Don’t Be a Merchant of Gloom
Any normally sane parent faced with a daily dose of defiance from their toddler can begin to feel full of doom about the future. It can seem as if nothing you do to combat your mini-activist is working, and never will.
It can be terribly hard, but try to remain positive. If you don’t, your toddler will invariably pick up on your tension, sparking further tricky behaviours. Making a conscious effort to remain in the here and now can help you focus on what your toddler needs from you today. Get that right, and tomorrow (and all subsequent days) will gradually get that bit easier. In theory!
Don’t Forget The Good Stuff
Toddler defiance is only one small part of who they are. When you are feeling ground-down by seemingly constant battles with your child it can be easy to forget all the good things about your lovely little person. Make an effort every day to actively notice and praise your child for a good behaviour, not matter how inconsequential it may seem.

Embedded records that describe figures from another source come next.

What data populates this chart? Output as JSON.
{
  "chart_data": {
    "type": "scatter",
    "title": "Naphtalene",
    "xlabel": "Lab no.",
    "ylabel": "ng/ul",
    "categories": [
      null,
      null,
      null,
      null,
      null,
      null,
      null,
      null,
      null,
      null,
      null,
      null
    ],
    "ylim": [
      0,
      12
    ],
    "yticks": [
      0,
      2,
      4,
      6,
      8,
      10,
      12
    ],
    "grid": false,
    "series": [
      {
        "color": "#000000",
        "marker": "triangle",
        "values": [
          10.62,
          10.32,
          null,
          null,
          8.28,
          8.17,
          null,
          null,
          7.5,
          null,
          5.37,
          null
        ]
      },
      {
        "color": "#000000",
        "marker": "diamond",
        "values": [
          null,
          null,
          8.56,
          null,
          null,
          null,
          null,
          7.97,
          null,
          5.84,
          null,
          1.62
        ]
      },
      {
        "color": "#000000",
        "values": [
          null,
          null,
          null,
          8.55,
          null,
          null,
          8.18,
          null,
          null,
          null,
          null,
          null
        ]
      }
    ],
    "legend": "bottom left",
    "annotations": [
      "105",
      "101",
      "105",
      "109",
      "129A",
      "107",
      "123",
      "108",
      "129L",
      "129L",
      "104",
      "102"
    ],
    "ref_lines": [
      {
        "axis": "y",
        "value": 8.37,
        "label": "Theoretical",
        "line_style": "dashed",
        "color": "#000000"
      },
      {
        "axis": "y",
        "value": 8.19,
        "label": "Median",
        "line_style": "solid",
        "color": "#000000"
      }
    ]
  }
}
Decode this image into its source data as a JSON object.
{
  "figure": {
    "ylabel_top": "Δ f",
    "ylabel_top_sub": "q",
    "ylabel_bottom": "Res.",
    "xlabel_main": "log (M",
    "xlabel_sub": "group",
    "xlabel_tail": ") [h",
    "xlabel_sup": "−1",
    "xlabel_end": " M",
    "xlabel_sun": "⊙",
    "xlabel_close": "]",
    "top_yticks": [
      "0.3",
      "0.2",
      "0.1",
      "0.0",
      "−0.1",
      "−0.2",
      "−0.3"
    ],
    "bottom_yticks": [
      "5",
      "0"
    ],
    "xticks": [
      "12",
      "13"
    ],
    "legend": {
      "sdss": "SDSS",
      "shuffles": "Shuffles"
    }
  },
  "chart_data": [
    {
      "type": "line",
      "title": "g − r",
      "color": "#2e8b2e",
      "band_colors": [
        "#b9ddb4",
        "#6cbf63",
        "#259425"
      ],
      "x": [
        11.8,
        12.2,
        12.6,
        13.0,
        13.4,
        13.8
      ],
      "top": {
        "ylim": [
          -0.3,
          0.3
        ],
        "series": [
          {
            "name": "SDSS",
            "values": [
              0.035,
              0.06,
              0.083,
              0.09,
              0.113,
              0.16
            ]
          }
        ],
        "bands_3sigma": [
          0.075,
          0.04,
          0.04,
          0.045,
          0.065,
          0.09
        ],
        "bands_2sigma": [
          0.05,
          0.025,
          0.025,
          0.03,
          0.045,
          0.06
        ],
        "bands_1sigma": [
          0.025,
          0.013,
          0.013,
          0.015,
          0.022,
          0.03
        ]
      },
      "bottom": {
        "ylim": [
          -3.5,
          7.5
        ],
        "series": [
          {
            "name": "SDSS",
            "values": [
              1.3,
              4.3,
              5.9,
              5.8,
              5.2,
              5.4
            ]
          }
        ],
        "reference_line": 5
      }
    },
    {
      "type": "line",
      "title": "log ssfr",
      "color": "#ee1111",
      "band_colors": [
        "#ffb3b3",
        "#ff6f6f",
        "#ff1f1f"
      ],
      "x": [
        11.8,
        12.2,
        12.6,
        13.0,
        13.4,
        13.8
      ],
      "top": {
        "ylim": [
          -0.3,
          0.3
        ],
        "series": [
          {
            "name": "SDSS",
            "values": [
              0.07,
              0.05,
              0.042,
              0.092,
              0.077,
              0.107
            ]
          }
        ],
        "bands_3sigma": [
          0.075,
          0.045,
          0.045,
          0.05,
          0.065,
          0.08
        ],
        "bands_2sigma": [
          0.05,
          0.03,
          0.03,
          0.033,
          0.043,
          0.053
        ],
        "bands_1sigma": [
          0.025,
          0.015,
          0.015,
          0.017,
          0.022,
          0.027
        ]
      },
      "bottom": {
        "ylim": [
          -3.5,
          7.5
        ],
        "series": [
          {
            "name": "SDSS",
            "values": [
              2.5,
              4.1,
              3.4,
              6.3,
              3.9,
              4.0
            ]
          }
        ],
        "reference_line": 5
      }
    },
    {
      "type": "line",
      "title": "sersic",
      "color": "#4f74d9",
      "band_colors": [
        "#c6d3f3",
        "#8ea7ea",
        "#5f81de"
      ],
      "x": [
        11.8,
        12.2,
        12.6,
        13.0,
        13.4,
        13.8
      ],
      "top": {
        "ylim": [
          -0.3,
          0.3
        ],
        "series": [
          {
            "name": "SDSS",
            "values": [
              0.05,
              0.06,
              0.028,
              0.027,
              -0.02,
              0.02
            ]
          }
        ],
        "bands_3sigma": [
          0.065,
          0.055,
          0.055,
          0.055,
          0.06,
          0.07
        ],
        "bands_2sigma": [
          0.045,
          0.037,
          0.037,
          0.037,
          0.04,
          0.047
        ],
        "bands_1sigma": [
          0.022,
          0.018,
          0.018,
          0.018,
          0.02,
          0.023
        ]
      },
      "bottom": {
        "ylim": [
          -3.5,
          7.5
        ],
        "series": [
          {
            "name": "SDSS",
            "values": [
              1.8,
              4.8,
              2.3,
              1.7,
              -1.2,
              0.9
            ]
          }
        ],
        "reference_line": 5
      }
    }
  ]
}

It will remind you just how precious they are, and help to put the battles into perspective.
When you are in the midst of toddler trouble it can feel like life will never be easy again. In real terms the tricky-toddler-time is short-lived. Count every day that you feel mired in it as one day of progress through this challenging period, and you’ll soon be feeling amazed at how much you and your child have achieved. It does, and will, get better. Never forget that.